Genomic imprinting refers to an epigenetic phenomenon that leads to expression of certain genes in a parent-of-origin dependent manner. Altered gene imprinting has been associated with several well-described disorders, i.e., Beckwith–Wiedemann and Russell-Silver syndromes associated with chromosome 11p15 and Prader-Willi and Angelman syndromes associated with chromosome 15q11-q13 (Barlow and Bartolomei, 2014; Butler, 2009; Horsthemke and Buiting, 2008; Monk et al., 2019; Tucci et al., 2019). In humans, over 100 imprinting genes have been discovered in the past few decades (Baran et al., 2015; Court et al., 2014). There is increasing evidence that a variety of imprinting genes are highly expressed in the human placenta and play vital roles in embryogenesis (Hanna et al., 2016; Peters, 2014; Plasschaert and Bartolomei, 2014; Sanchez-Delgado et al., 2016; Smith et al., 2014; Tucci et al., 2019).

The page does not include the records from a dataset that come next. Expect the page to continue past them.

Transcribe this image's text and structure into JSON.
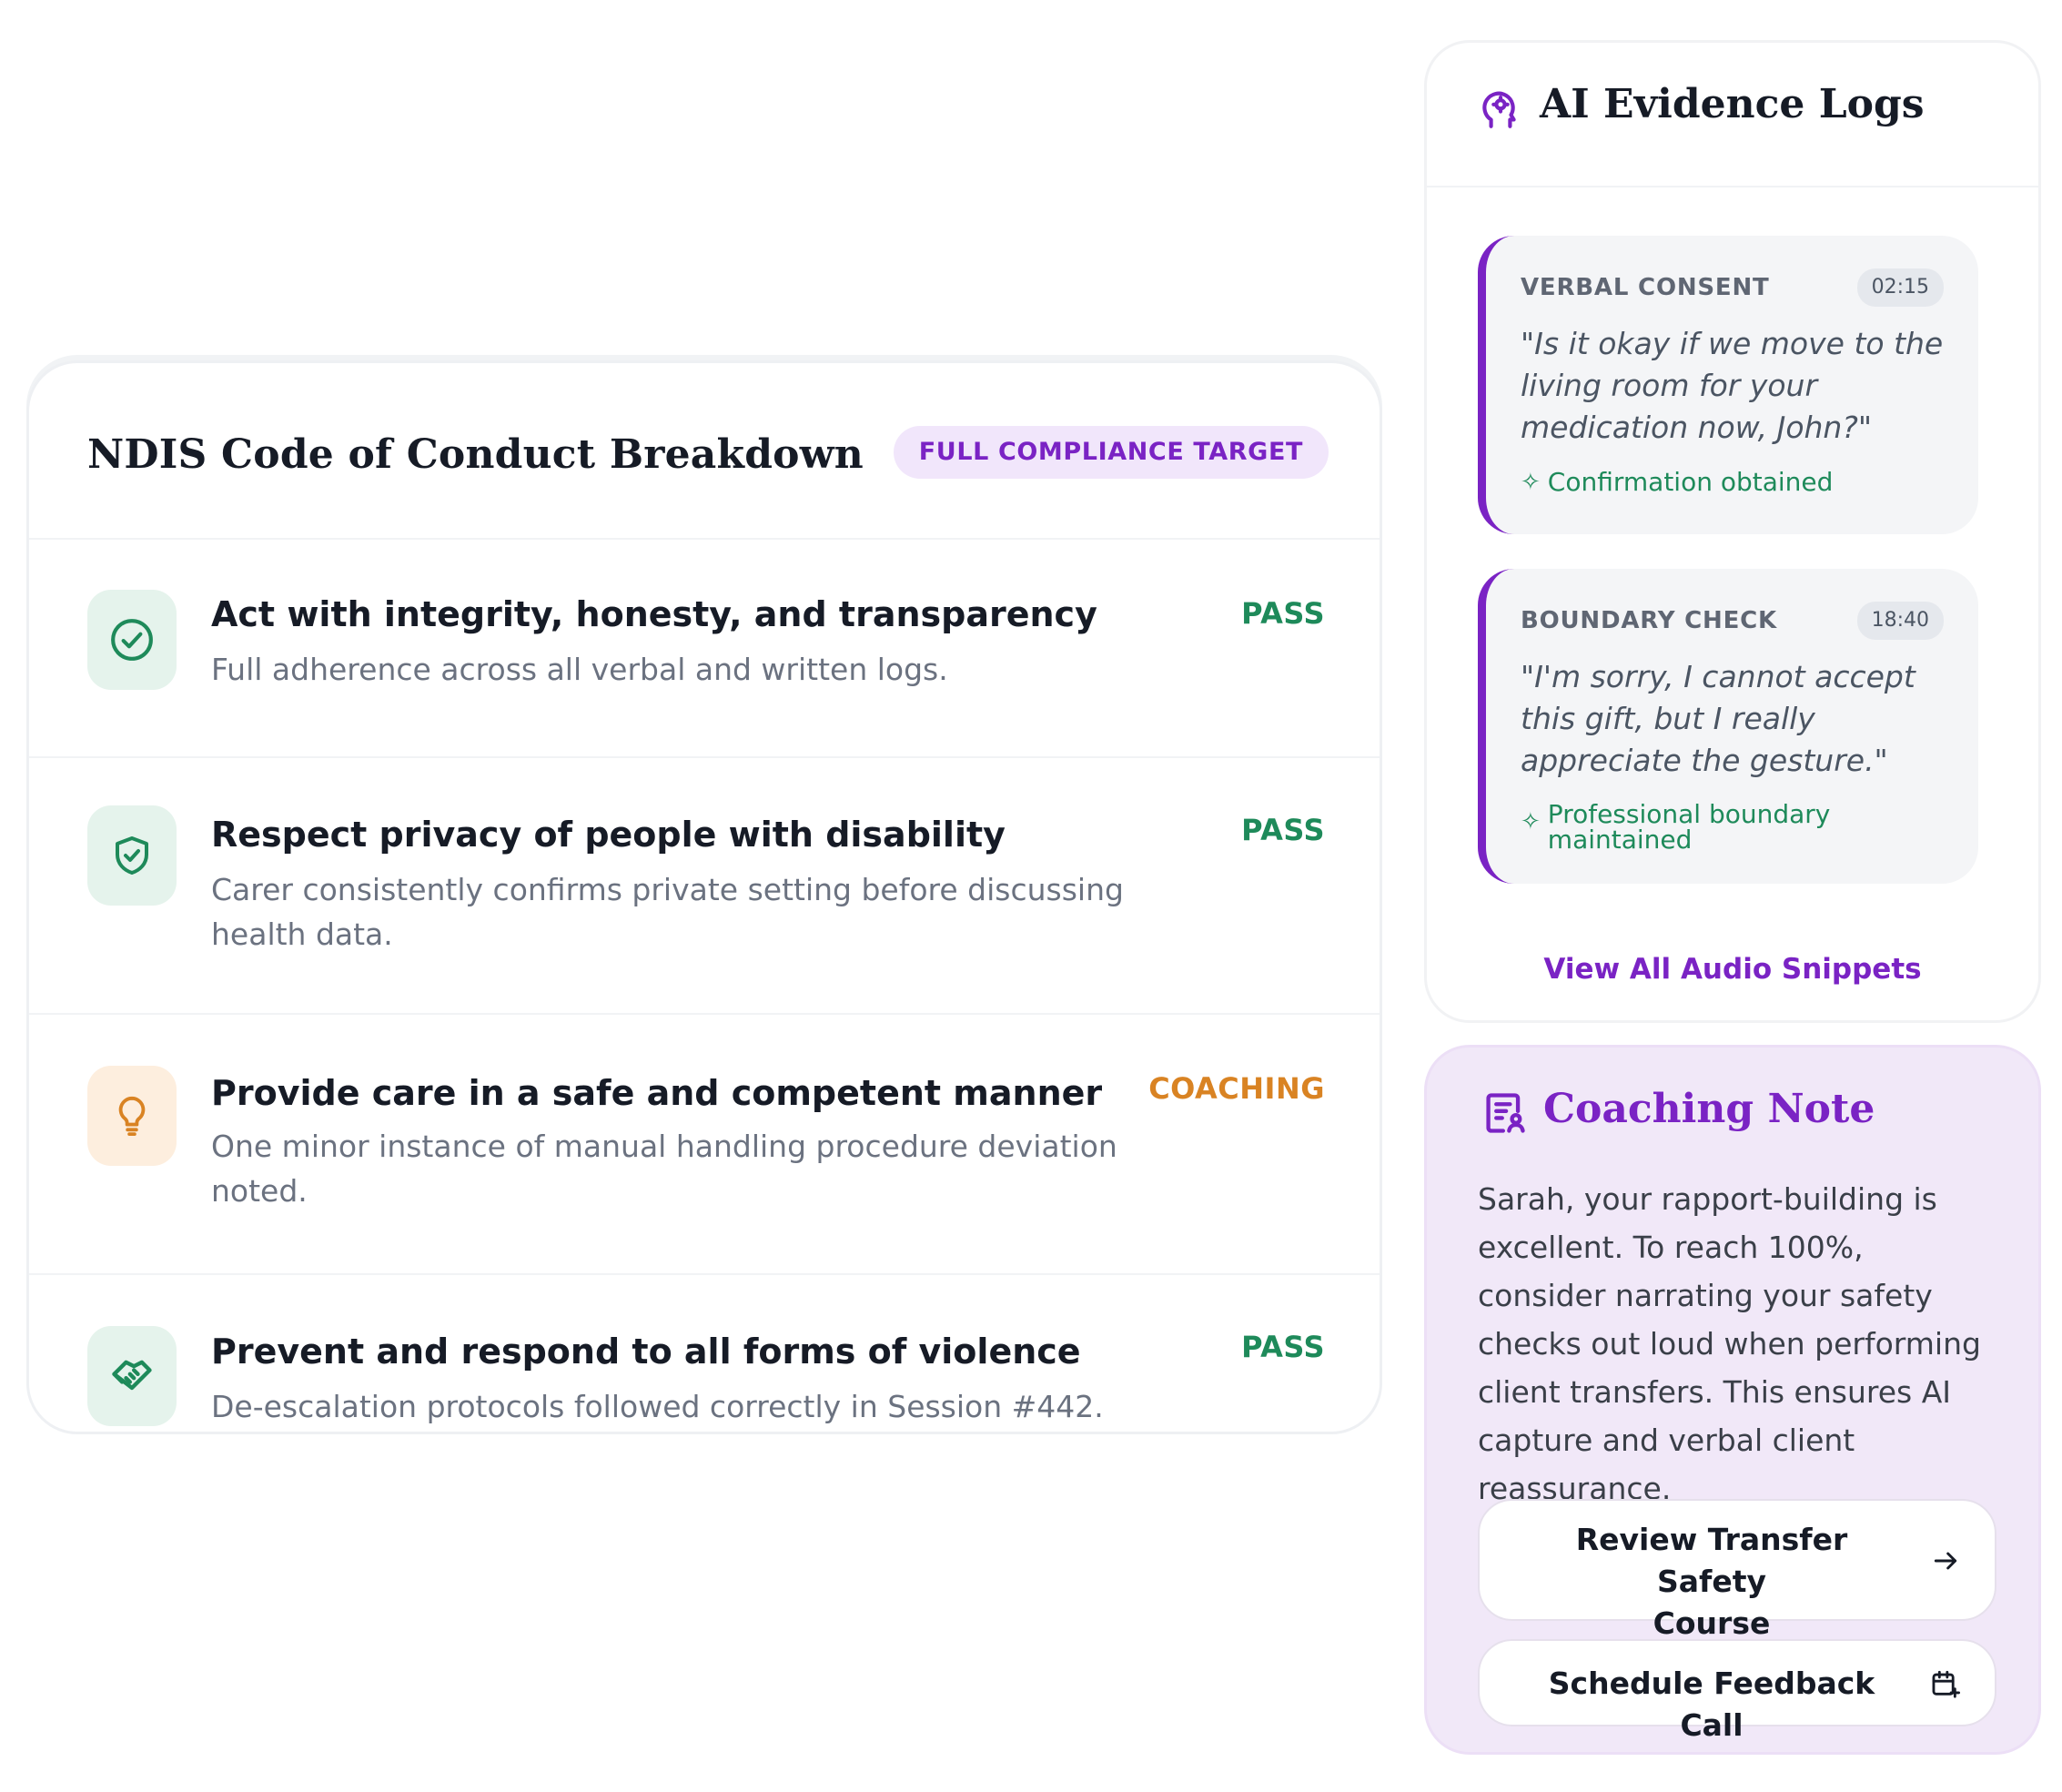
{
  "conduct": {
    "title": "NDIS Code of Conduct Breakdown",
    "badge": "FULL COMPLIANCE TARGET",
    "rules": [
      {
        "title": "Act with integrity, honesty, and transparency",
        "description": "Full adherence across all verbal and written logs.",
        "status": "PASS",
        "icon": "check-circle-icon"
      },
      {
        "title": "Respect privacy of people with disability",
        "description": "Carer consistently confirms private setting before discussing health data.",
        "status": "PASS",
        "icon": "shield-check-icon"
      },
      {
        "title": "Provide care in a safe and competent manner",
        "description": "One minor instance of manual handling procedure deviation noted.",
        "status": "COACHING",
        "icon": "lightbulb-icon"
      },
      {
        "title": "Prevent and respond to all forms of violence",
        "description": "De-escalation protocols followed correctly in Session #442.",
        "status": "PASS",
        "icon": "handshake-icon"
      }
    ]
  },
  "evidence": {
    "title": "AI Evidence Logs",
    "icon": "ai-head-icon",
    "logs": [
      {
        "label": "VERBAL CONSENT",
        "time": "02:15",
        "quote": "\"Is it okay if we move to the living room for your medication now, John?\"",
        "result": "Confirmation obtained"
      },
      {
        "label": "BOUNDARY CHECK",
        "time": "18:40",
        "quote": "\"I'm sorry, I cannot accept this gift, but I really appreciate the gesture.\"",
        "result_line1": "Professional boundary",
        "result_line2": "maintained"
      }
    ],
    "view_all": "View All Audio Snippets"
  },
  "coaching": {
    "title": "Coaching Note",
    "icon": "clipboard-person-icon",
    "text": "Sarah, your rapport-building is excellent. To reach 100%, consider narrating your safety checks out loud when performing client transfers. This ensures AI capture and verbal client reassurance.",
    "button1_line1": "Review Transfer Safety",
    "button1_line2": "Course",
    "button2": "Schedule Feedback Call"
  },
  "colors": {
    "accent": "#7a23c4",
    "pass": "#1e8a5a",
    "coaching": "#d98323"
  }
}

The molecular mechanisms underlying imprinting disorders include pathogenic genetic/epigenetic alterations of imprinted genes, copy number variants in the critical regions, and uniparental disomy (UPD)(Baran et al., 2015; Barlow and Bartolomei, 2014; Butler, 2009; Horsthemke and Buiting, 2008). Paternal and maternal UPD are frequently associated with clinically distinctive imprinting disorders. For instance, maternal UPD14 is associated with Temple syndrome (TS), whereas paternal UPD14 is associated with Kagami-Ogata syndrome (KOS)(Kagami et al., 2017; Ogata and Kagami, 2016; Prasasya et al., 2020). The common clinical features observed in patients with KOS and TS include feeding problems, short stature, growth retardation, hypotonia, developmental delay, intellectual disability, dysmorphic facial features, and kyphoscoliosis. Apart from the shared clinical features of these syndromes, oligohydramnios is present in the prenatal cases with TS while polyhydramnios occurs in the prenatal KOS cases. In addition, small bell-shaped thorax, cardiac defects, and abdominal wall defects are frequently observed in KOS but uncommon in TS (Ioannides et al., 2014; Kagami et al., 2015; Prasasya et al., 2020).

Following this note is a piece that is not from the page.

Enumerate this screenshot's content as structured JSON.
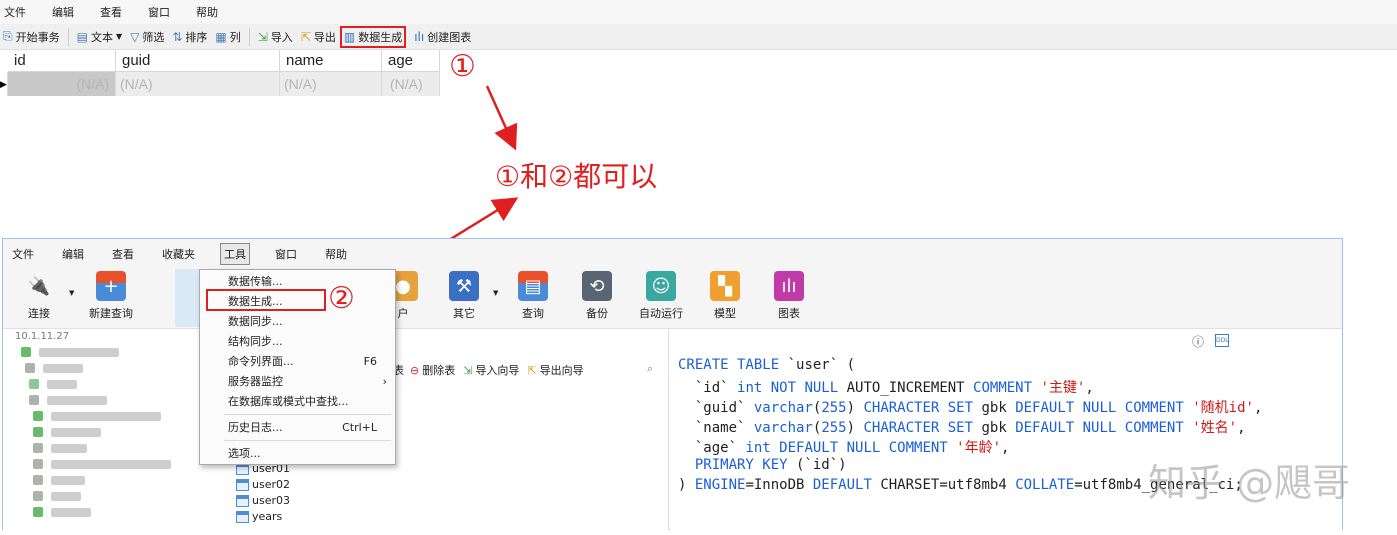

Interestingly, small supernumerary maker chromosomes (sSMCs) have been observed in a subset of cases with UPD. An sSMC is a structurally abnormal chromosome that is generally equal to or smaller than chromosome 20 in size and is generally unidentifiable by banding pattern alone. As the genomic content of sSMCs is variable, clinical phenotypes in patients with sSMCs are highly variable, ranging from clinically normal to severely affected (Liehr et al., 2011). To date, cases with either UPD or sSMC have been reported involving all of the autosomes and sex chromosomes; however, reports of cases with both UPD and sSMC are relatively rare(Liehr T. 2022). Liehr et al. (2011) reported 46 UPD + sSMC cases, among which, three cases involved maternal UPD14 + sSMC whereas only one case involved paternal UPD14 + sSMC (Liehr et al., 2011). To date, the vast majority of the patients with UPD14 and sSMC have been reported in association with TS resulting from maternal UPD14. Cases with paternal UPD14 and sSMC derived from chromosome 14 are rare.

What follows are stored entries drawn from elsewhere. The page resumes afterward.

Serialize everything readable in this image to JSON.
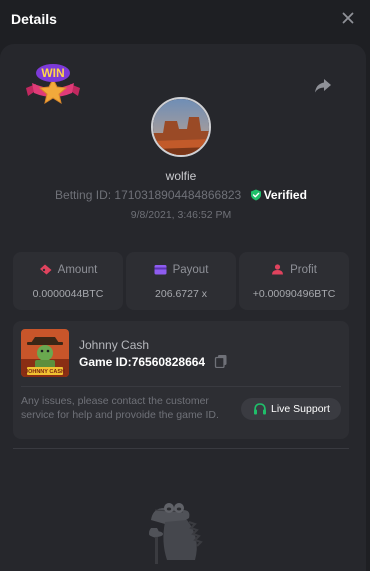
{
  "modal": {
    "title": "Details",
    "icons": {
      "close": "close-icon",
      "share": "share-icon"
    }
  },
  "badge": {
    "text": "WIN",
    "icon": "win-badge-icon"
  },
  "player": {
    "username": "wolfie",
    "betting_id_label": "Betting ID:",
    "betting_id": "1710318904484866823",
    "verified_label": "Verified",
    "datetime": "9/8/2021, 3:46:52 PM"
  },
  "stats": [
    {
      "label": "Amount",
      "value": "0.0000044BTC",
      "icon": "ticket-icon",
      "color": "#e0435e"
    },
    {
      "label": "Payout",
      "value": "206.6727 x",
      "icon": "wallet-icon",
      "color": "#8e5cf0"
    },
    {
      "label": "Profit",
      "value": "+0.00090496BTC",
      "icon": "profit-icon",
      "color": "#e0435e"
    }
  ],
  "game": {
    "name": "Johnny Cash",
    "thumb_label": "JOHNNY CASH",
    "id_label": "Game ID:",
    "id": "76560828664",
    "help_text": "Any issues, please contact the customer service for help and provoide the game ID.",
    "support_label": "Live Support"
  },
  "colors": {
    "background": "#1e1f23",
    "card": "#26272c",
    "panel": "#2d2e33",
    "verified": "#1fbf6a",
    "support_icon": "#1fbf6a"
  }
}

In this study, we report a neonatal case with clinical features consistent with KOS. By utilizing cytogenetic and molecular techniques, we determined this patient is a carrier of both paternal UPD14 and an sSMC derived from chromosome 14. To our knowledge, this is the first case report of KOS resulting from paternal UPD14 and presence of sSMC with complex chromosomal rearrangement and no evidence of mosaicism.